Purpose: Endoglin (CD105) is a membranous protein overexpressed in tumor-associated endothelial cells, chemoresistant populations of ovarian cancer cells, and potentially stem cells. Our objective was to evaluate the effects and mechanisms of targeting endoglin in ovarian cancer.
Experimental design: Global and membranous endoglin expression was evaluated in multiple ovarian cancer lines. In vitro, the effects of siRNA-mediated endoglin knockdown with and without chemotherapy were evaluated by MTT assay, cell-cycle analysis, alkaline comet assay, γ-H2AX foci formation, and quantitative PCR. In an orthotopic mouse model, endoglin was targeted with chitosan-encapsulated siRNA with and without carboplatin.

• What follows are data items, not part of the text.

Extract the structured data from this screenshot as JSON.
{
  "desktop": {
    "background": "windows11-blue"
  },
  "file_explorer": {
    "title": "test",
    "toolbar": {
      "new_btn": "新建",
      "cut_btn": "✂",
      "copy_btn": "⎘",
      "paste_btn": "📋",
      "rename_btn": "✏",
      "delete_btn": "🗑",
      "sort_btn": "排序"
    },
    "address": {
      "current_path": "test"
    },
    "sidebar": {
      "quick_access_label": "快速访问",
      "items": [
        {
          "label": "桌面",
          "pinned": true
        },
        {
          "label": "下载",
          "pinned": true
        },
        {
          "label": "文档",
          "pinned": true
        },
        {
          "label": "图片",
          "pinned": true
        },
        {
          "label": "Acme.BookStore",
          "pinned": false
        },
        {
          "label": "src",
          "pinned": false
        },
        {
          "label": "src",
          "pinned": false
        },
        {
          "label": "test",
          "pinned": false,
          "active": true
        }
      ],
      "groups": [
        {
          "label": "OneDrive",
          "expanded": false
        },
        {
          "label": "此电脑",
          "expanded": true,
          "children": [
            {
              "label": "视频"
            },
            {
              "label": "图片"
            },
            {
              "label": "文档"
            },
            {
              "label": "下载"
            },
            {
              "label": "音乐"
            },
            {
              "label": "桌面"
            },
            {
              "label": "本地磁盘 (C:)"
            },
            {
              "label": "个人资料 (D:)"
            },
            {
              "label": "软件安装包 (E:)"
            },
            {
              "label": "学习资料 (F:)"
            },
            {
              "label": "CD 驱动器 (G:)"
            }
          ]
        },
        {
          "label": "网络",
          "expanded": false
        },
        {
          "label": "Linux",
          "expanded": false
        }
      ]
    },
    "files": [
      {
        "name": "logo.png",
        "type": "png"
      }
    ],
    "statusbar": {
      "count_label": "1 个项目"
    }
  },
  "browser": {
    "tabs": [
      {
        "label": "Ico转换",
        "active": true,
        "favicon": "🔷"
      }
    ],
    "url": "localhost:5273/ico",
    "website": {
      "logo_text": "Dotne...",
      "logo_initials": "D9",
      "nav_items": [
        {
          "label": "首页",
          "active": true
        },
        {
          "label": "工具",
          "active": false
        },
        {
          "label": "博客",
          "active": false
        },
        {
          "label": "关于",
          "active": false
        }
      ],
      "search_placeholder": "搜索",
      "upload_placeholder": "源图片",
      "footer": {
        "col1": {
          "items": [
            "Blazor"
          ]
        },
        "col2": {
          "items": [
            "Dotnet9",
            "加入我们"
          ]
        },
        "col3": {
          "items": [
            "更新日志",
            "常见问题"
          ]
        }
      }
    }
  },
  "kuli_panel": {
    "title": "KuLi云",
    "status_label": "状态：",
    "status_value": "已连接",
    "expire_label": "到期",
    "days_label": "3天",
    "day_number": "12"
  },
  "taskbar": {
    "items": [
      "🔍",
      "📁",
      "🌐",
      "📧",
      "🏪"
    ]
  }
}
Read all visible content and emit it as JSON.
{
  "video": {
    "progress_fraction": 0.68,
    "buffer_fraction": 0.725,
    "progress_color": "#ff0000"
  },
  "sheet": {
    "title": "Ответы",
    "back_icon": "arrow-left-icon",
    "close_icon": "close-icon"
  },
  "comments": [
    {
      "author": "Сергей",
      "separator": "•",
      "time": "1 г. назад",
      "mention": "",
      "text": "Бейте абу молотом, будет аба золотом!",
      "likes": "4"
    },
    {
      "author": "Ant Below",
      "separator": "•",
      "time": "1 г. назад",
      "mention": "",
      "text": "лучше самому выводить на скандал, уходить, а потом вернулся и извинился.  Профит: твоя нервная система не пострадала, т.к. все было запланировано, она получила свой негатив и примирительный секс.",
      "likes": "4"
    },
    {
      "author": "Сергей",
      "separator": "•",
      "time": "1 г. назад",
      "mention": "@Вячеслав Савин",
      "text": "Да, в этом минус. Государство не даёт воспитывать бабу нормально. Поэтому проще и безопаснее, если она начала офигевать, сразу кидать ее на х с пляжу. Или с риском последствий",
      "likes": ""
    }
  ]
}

Results: Endoglin expression was surprisingly predominantly cytoplasmic, with a small population of surface-positive cells. Endoglin inhibition decreased cell viability, increased apoptosis, induced double-stranded DNA damage, and increased cisplatin sensitivity. Targeting endoglin downregulates expression of numerous DNA repair genes, including BARD1, H2AFX, NBN, NTHL1, and SIRT1. BARD1 was also associated with platinum resistance, and was induced by platinum exposure. In vivo, antiendoglin treatment decreased tumor weight in both ES2 and HeyA8MDR models when compared with control (35%-41% reduction, P < 0.05). Endoglin inhibition with carboplatin was associated with even greater inhibitory effect when compared with control (58%-62% reduction, P < 0.001).
Conclusions: Endoglin downregulation promotes apoptosis, induces significant DNA damage through modulation of numerous DNA repair genes, and improves platinum sensitivity both in vivo and in vitro. Antiendoglin therapy would allow dual treatment of both tumor angiogenesis and a subset of aggressive tumor cells expressing endoglin and is being actively pursued as therapy in ovarian cancer.